P.S. Mi papá murió hace más de 30 años. Poco tiempo después de su partida, mientras arreglaba sus papeles, encontré una cajita de zapatos muy pequeña. Contenía los primeros zapatitos de bebé míos y una colección de cartitas que comenzaban "Señores Reyes Magos" algunas escritas con la letra de mi padre y otras con la despatarrada letra de mis inicios en la escritura
Yo, que he sido escéptica en muchísimos aspectos, jamás he dudado, ni dudo, de la existencia de los Reyes Magos.
Nadie podrá nunca convencerme de que eran mis padres los que, furtivamente y en un acto absolutamente carente de sentido, depositaron durante mi infancia, los regalos en los zapatos colocados a tal efecto en la ventana de mi cuarto. No obstante, debo reconocer que dichos regalos no siempre se ajustaron a las peticiones claras y precisas formuladas mediante un documento tan fehaciente como una carta.
Los espíritus proclives a corroborar, a lo largo de los siglos, que el cuadrado de la hipotenusa es igual a la suma de los cuadrados de los catetos, jamás podrán hacer mella en la convicción profunda de la existencia de dichos Monarcas, adquirida en interminables noches del cinco al seis de enero, mediante la clara percepción de las pisadas parsimoniosas de los camellos, sobre las chapas de zinc del techo de la casa de mi infancia.

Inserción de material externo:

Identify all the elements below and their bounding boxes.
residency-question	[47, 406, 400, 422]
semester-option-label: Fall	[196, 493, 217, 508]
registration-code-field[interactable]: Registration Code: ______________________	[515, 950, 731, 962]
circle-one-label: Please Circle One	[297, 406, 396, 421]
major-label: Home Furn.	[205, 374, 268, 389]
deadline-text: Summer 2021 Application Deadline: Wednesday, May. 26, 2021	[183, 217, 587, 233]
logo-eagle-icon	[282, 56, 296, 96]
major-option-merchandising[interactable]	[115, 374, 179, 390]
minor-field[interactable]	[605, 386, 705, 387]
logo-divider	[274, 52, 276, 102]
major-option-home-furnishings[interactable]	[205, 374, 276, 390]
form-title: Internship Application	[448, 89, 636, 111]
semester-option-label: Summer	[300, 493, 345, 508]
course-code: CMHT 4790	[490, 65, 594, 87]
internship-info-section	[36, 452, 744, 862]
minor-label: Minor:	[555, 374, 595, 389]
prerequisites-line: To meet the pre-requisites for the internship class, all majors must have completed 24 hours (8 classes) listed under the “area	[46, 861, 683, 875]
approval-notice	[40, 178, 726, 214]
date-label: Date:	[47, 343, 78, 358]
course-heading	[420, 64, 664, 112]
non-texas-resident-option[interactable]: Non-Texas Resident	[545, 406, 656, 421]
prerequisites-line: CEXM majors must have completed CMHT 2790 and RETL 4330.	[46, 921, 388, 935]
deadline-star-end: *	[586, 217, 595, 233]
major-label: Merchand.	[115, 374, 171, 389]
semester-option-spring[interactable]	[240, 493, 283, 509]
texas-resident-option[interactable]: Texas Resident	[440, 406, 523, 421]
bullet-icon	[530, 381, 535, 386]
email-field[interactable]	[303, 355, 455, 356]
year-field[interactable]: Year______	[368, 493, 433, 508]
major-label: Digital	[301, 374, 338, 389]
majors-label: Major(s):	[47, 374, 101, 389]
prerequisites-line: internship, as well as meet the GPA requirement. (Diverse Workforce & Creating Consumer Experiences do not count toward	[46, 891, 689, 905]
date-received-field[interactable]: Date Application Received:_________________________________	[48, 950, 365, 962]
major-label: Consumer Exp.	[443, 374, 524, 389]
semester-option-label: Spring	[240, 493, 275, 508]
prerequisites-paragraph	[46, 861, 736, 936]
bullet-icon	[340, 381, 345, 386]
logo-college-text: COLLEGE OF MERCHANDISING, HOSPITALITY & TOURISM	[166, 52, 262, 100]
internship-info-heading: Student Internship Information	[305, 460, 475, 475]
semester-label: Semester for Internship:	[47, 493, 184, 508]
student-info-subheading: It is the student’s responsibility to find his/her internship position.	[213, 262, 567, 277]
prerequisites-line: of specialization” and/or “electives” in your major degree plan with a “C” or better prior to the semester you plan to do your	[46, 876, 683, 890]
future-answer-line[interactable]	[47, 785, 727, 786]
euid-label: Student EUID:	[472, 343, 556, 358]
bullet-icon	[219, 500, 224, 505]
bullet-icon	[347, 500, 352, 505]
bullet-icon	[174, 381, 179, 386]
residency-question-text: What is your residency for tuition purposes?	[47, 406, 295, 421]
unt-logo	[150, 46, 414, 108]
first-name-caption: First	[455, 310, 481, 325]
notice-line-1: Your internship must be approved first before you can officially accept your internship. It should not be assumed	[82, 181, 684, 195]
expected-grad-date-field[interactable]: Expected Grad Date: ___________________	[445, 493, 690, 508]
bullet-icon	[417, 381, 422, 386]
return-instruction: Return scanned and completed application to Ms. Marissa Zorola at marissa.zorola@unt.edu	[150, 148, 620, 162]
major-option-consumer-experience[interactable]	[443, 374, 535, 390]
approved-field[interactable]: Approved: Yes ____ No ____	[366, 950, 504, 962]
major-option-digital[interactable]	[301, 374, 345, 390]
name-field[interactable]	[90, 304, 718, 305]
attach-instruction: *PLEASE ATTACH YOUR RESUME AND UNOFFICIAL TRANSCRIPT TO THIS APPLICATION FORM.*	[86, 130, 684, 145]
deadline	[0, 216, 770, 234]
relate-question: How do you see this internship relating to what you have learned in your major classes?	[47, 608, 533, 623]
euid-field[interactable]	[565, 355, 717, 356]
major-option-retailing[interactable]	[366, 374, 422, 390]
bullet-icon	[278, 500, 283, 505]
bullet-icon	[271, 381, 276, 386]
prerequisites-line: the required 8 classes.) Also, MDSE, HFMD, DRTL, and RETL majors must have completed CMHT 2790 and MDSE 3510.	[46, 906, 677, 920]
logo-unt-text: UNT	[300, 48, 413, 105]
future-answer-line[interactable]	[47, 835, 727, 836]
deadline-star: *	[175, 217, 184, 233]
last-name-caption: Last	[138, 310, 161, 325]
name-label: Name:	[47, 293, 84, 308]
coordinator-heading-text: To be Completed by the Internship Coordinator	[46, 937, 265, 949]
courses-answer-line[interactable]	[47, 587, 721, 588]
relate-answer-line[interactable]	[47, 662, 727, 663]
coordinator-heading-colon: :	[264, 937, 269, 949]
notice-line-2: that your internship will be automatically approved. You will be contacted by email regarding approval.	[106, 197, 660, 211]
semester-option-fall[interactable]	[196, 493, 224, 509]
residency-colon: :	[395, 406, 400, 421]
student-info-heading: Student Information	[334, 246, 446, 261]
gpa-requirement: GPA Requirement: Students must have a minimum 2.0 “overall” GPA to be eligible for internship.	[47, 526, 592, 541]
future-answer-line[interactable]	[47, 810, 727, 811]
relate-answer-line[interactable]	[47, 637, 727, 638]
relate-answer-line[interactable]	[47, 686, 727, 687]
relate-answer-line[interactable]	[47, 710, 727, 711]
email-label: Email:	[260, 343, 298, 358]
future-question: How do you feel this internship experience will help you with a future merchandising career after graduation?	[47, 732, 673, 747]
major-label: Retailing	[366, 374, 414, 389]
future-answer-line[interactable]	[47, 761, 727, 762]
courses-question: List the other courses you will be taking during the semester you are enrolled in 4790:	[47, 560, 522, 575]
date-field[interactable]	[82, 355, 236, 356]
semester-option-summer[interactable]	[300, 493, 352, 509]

Suele aducirse, vanamente, que esas presuntas pisadas no eran otra cosa que las corridas amorosas de los gatos atorrantes. Pero todo chico bien nacido sabe diferenciar claramente esos románticos entreveros oídos durante trescientas sesenta y cuatro noches, año tras año, del inconfundible y majestuoso paso de un camello escuchado - únicamente- en esa especial noche trescientos sesenta y cinco.
Eso para no mencionar, por resultar demasiado burda y evidente, la desaparición del pasto y el agua dejados para aplacar el hambre y la sed de unos animales que, en el breve lapso de una noche, deben recorrer el planeta y, por lo tanto, reponer las energías gastadas en tan enorme esfuerzo. Ni siquiera el espíritu más obtuso podría imaginarse a un gato enamorado comiendo pasto y, mucho menos, a unos padres sigilosos y apresurados ingiriendo, rápida y silenciosamente, semejante clase de vituallas.